Be careful setting traits on hypervisors using the CLI, adding new traits will
overwrite everything previously set. Standard traits will just be re-discovered
automatically, but anything custom needs to be explicitly added again. The
example below uses some bash trickery to get around this and just append the
new traits:
# Apply the trait to each hypervisor
traits=$(openstack --os-placement-api-version 1.6 resource provider trait list -f value <hypervisor UUID> | sed 's/^/--trait /')
openstack --os-placement-api-version 1.6 resource provider trait set $traits --trait CUSTOM_PRIVATE_HOSTS <hypervisor_UUID>
# Apply the trait to the aggregate
openstack --os-compute-api-version 2.53 aggregate set --property trait:CUSTOM_PRIVATE_HOSTS=required private-hosts
Hypervisors do have the alternative option of using a provider config file.
This can be a much more manageable solution for larger deployments since the
configuration can be version-controlled and deployment tools such as Kolla
Ansible
allow the configuration to be deployed to groups of hosts en masse. Below is a
very simple example of a provider.yml file which would also set the custom
trait.
meta:
schema_version: '1.0'
providers:
- identification:
name: $COMPUTE_NODE
traits:
additional:
- 'CUSTOM_PRIVATE_HOSTS'
And that's it! private-flavor is blocked outside of top-priority and is
mandatory inside it (any other flavor will fail to schedule). So
top-priority will never share a hypervisor with another project again.

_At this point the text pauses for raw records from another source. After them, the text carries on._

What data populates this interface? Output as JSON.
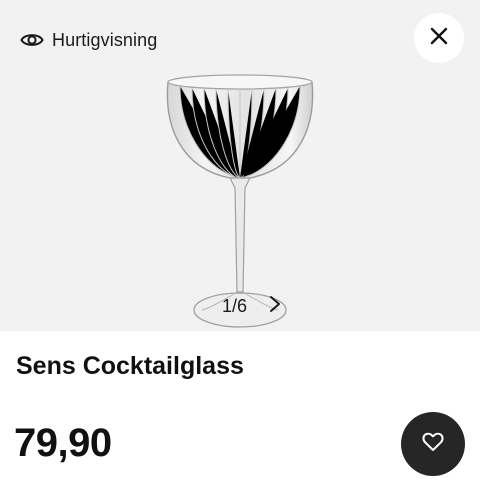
{
  "quickview": {
    "label": "Hurtigvisning",
    "icon": "eye-icon"
  },
  "close": {
    "icon": "close-icon"
  },
  "gallery": {
    "counter": "1/6",
    "next_icon": "chevron-right-icon",
    "image": "cocktail-glass"
  },
  "product": {
    "title": "Sens Cocktailglass",
    "price": "79,90"
  },
  "favorite": {
    "icon": "heart-icon"
  },
  "colors": {
    "image_bg": "#f2f2f2",
    "fav_bg": "#262626",
    "text": "#111111"
  }
}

The upsides, the downsides, and the middlesides
A setup like this isn't perfect. The most obvious flaw is that you'll need a
new set of flavors or images for your private project, which could mean a whole
lot of unnecessary duplication.
Another issue is that it's not very easy to revert these changes once you've
started creating VMs. The hypervisor configuration is very easy to remove, a
few simple commands will remove the traits and take the host out of the
aggregate. The flavor configuration however is different. Editing a flavor to
remove a trait won't remove the trait from any existing VMs. The worst part is
that there's no way to tell that these ghost traits still exist, except for
manually inspecting the Nova database. That can leave you in the awkward
situation of having an unschedulable VM. It will keep running where it is, but
any migration operations will fail because no valid hosts exist. There are two
ways to get out of this trap. One is to never edit your flavors (which is good
advice in any case) and instead resize to a new flavor that doesn't have the
old traits. The other is to dust off your SQL skills and manually edit the
Database to remove the offending trait. Neither solution is perfect, the first
requires a restart of the VM, the second is a sketchy workaround at best and a
typo away from catastrophe at worst.
One alternative would be to enable placement_aggregate_required_for_tenants
for Nova and attach every project to an aggregate. That moves all of the
configuration away from images and flavors and onto the aggregates, which are
far easier to lock down.
That approach solves the first problem but exacerbates the second, and also
doesn't scale particularly well. Our original method is nice because all the
extra config doesn't interfere with any defaults. Projects and hypervisors
without any of the extra config will still behave as normal. With the
alternative approach, all new hypervisors and projects need to be added to
aggregates, and the complexity eternally grows with the size of the cloud.
Unfortunately, there's just no one-size-fits-all solution. It would be lovely
if a single configuration option existed, but alas it does not. If it
particularly bothers you, dear reader, you are more than welcome to make an
upstream contribution. For now, we must work with what we have.